It’s been a turbulent year in Nova Scotia politics.
Stephen McNeil stepped down in February after more than seven years as Liberal premier.
His replacement, Iain Rankin, lasted a mere six months before suffering a shocking electoral defeat at the hands of Tim Houston and the Progressive Conservatives.
Taking into account Shakespeare’s observation that “what’s past is prologue,” the timing of Graham Steele’s new book Nova Scotia 1945-2020: From Macdonald to McNeil couldn’t be better. It deftly and succinctly outlines what happened, and who rose to prominence, in the decades before last month’s decisive and unexpected election results.
Steele, a former NDP MLA and cabinet minister, is a gifted writer with a genuine talent for bringing historical figures to life.
One such figure is Angus L. Macdonald, whose memory is perpetuated by the Halifax bridge bearing his name.
A widely beloved leader and “master of Nova Scotia politics,” Macdonald was the province’s 12th and 14th premier, not because he lost an election as first minister (he didn’t), but because he accepted William Lyon Mackenzie King’s invitation to join the federal cabinet in Ottawa during the Second World War.
Macdonald returned to Nova Scotia in 1945 and quickly regained the premier’s job. He died in office nine years later, prompting the largest state funeral in the province’s history.
“Macdonald’s body, with a military honour guard, lay in state for four days in the black-draped Red Room at Province House,” Steele writes. “It was the Easter weekend. People from all over Nova Scotia, and all backgrounds and stations in life, lined up around the block, sometimes in snowflurries and rain, for the chance to enter the building and pay their last respects to the great man. The Chronicle Herald estimated the number of mourners at 85,000.”
Another towering figure in Nova Scotia’s political history is Robert Stanfield, known nationally as the federal Progressive Conservative leader who dropped a football en route to his third and final election loss to Pierre Trudeau in 1974.
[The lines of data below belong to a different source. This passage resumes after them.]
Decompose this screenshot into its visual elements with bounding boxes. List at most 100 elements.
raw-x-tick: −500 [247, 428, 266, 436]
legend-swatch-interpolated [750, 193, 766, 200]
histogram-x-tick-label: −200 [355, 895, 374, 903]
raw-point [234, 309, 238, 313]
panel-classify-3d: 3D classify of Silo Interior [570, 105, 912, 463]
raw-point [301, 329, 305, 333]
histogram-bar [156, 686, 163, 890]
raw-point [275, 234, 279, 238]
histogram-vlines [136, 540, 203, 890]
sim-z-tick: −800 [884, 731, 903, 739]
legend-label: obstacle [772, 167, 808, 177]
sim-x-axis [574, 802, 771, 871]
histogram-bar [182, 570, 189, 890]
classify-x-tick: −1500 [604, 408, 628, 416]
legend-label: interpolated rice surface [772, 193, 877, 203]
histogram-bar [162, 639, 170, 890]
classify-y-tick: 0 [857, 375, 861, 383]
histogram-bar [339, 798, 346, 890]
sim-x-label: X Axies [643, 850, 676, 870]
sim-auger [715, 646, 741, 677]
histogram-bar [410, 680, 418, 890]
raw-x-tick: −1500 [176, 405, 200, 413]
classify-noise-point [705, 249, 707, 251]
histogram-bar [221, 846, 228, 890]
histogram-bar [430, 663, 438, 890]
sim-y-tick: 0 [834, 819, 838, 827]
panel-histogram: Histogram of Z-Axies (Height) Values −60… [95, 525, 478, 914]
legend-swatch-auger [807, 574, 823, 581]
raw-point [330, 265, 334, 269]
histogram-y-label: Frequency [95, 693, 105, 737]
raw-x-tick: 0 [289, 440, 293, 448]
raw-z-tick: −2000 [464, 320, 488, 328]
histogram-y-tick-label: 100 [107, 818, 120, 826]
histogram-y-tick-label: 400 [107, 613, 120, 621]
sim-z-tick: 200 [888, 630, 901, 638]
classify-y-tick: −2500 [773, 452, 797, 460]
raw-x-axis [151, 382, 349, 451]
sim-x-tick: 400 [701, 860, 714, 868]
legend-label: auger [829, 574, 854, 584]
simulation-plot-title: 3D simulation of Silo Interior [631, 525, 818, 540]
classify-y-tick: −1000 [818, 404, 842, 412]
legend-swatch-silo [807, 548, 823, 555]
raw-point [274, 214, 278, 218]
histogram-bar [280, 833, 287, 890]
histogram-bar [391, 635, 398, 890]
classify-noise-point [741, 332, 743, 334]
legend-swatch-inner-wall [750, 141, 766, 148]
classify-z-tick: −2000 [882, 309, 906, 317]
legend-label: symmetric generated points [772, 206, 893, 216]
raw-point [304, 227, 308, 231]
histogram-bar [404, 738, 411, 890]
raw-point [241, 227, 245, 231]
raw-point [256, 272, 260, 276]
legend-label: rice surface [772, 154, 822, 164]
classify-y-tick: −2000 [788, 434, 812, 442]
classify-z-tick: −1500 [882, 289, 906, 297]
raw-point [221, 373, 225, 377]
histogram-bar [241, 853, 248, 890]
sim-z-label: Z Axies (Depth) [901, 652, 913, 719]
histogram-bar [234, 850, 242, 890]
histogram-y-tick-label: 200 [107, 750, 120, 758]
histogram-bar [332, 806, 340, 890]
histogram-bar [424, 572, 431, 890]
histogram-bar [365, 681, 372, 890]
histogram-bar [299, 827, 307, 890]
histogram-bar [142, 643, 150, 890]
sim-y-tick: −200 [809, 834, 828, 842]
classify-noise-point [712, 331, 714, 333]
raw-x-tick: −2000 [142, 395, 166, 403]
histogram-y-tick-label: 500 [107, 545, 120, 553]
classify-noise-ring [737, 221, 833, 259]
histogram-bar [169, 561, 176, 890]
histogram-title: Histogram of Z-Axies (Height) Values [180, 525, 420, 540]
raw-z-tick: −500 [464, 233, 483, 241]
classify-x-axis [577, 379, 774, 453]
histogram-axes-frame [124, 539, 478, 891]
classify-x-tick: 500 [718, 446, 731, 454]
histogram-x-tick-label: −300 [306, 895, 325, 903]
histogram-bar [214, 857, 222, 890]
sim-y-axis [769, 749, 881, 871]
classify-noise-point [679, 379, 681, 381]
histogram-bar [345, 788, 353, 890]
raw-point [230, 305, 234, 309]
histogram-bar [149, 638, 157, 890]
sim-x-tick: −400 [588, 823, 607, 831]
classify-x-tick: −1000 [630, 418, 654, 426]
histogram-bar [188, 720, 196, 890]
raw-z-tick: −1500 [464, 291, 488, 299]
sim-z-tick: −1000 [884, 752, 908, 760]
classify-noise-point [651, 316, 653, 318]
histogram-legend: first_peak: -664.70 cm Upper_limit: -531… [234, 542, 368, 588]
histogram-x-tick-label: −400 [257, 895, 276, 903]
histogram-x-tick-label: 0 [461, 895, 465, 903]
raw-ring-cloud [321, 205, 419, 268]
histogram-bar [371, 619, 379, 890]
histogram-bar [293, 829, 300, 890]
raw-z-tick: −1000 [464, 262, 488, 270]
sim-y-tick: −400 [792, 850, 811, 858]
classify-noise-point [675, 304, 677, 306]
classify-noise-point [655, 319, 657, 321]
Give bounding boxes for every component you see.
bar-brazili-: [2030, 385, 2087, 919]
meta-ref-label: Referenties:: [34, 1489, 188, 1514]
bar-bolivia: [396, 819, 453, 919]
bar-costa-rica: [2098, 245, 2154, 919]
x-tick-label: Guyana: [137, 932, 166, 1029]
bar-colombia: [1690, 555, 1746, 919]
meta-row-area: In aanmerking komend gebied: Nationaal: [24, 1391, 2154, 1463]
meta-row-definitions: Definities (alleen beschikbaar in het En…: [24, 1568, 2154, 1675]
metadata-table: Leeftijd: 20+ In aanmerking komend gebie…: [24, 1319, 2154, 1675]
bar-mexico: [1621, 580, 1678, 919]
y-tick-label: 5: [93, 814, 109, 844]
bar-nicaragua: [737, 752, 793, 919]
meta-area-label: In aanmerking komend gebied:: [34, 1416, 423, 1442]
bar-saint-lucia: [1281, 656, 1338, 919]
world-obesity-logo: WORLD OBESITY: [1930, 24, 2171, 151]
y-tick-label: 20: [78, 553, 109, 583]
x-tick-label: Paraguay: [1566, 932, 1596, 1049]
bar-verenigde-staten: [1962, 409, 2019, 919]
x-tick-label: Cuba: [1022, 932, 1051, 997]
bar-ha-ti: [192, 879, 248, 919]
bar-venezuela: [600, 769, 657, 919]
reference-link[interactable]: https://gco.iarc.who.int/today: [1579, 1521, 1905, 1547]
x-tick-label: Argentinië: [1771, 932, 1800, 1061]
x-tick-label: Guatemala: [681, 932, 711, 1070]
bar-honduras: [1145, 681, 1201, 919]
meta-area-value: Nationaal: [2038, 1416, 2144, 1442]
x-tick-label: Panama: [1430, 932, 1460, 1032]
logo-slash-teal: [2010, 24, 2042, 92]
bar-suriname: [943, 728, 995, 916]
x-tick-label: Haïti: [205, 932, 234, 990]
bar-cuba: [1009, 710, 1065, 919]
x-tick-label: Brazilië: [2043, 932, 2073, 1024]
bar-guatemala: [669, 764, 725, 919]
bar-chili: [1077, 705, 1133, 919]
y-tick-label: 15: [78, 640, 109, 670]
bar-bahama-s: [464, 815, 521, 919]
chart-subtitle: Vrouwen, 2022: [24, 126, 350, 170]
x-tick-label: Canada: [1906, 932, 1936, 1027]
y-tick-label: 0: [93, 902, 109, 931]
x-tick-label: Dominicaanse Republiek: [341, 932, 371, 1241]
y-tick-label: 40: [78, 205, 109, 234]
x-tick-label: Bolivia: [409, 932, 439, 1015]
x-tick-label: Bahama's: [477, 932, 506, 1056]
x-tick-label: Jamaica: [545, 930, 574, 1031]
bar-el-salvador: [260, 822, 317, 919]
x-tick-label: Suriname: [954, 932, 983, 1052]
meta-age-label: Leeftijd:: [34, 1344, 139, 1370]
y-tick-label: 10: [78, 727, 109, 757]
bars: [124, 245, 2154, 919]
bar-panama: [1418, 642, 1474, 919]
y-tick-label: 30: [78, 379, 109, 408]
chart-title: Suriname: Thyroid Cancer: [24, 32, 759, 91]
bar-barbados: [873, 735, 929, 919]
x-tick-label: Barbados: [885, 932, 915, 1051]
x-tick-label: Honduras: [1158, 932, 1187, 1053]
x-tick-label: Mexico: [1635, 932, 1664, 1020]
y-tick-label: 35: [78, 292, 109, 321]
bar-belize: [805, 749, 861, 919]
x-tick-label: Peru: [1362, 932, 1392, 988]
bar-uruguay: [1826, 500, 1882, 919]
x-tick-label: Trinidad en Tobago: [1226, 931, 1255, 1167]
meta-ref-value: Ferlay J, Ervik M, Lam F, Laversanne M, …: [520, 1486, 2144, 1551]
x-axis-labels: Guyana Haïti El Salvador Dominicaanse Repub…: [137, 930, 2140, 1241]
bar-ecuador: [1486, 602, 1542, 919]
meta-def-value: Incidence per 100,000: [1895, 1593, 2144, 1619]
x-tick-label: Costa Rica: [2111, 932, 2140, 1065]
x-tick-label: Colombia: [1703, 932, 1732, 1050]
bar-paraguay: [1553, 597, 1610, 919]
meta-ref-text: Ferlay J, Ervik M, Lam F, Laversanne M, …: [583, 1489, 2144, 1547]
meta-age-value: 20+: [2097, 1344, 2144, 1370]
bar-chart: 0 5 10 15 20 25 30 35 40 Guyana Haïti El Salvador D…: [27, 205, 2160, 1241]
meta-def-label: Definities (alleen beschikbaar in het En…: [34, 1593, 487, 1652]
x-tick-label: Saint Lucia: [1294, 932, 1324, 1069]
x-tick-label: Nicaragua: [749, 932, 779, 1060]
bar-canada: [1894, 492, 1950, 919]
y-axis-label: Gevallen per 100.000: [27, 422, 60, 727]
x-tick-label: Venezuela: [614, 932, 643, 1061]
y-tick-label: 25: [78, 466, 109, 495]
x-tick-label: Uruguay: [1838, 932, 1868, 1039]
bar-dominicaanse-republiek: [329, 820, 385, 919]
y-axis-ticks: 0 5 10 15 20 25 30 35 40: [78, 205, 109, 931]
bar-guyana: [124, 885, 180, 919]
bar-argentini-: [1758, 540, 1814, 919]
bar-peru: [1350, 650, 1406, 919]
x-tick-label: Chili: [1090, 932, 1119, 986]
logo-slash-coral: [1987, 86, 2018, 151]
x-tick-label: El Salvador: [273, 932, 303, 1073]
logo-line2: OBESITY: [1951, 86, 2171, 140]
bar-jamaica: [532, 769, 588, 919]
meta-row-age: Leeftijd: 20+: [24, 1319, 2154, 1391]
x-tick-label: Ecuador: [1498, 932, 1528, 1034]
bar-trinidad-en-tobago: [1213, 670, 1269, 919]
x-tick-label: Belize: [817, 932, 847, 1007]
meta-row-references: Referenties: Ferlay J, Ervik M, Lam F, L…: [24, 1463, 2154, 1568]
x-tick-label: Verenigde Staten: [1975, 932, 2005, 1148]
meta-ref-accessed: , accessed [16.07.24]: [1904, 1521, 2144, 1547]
At the provincial level, Stanfield is better remembered as a premier who, from 1956 to 1967, was laser-focused on job creation and set the conditions for the eventual establishment of three Michelin tire factories in Nova Scotia.
Steele describes the Tory premier’s mastery of retail politics and his reputation as an honest broker. He also recounts the numerous missteps Stanfield made, particularly while trying to woo foreign investment to Nova Scotia.
Despite his partisan background, Steele provides a fair and balanced telling of Nova Scotia’s political past. This includes offering a sober assessment of the much-maligned Darrel Dexter government in which he served as finance minister.
The author includes a chapter explaining the selection of premiers and cabinets, along with an appendix detailing the electoral process in Nova Scotia. These, along with the use of footnotes rather than endnotes, help make the book both accessible and navigable.
Published in April by Pottersfield Press, Nova Scotia Politics 1945-2020 is an engaging and highly readable account of the often colourful and complex individuals who wielded power, for good or ill, the past 75 years.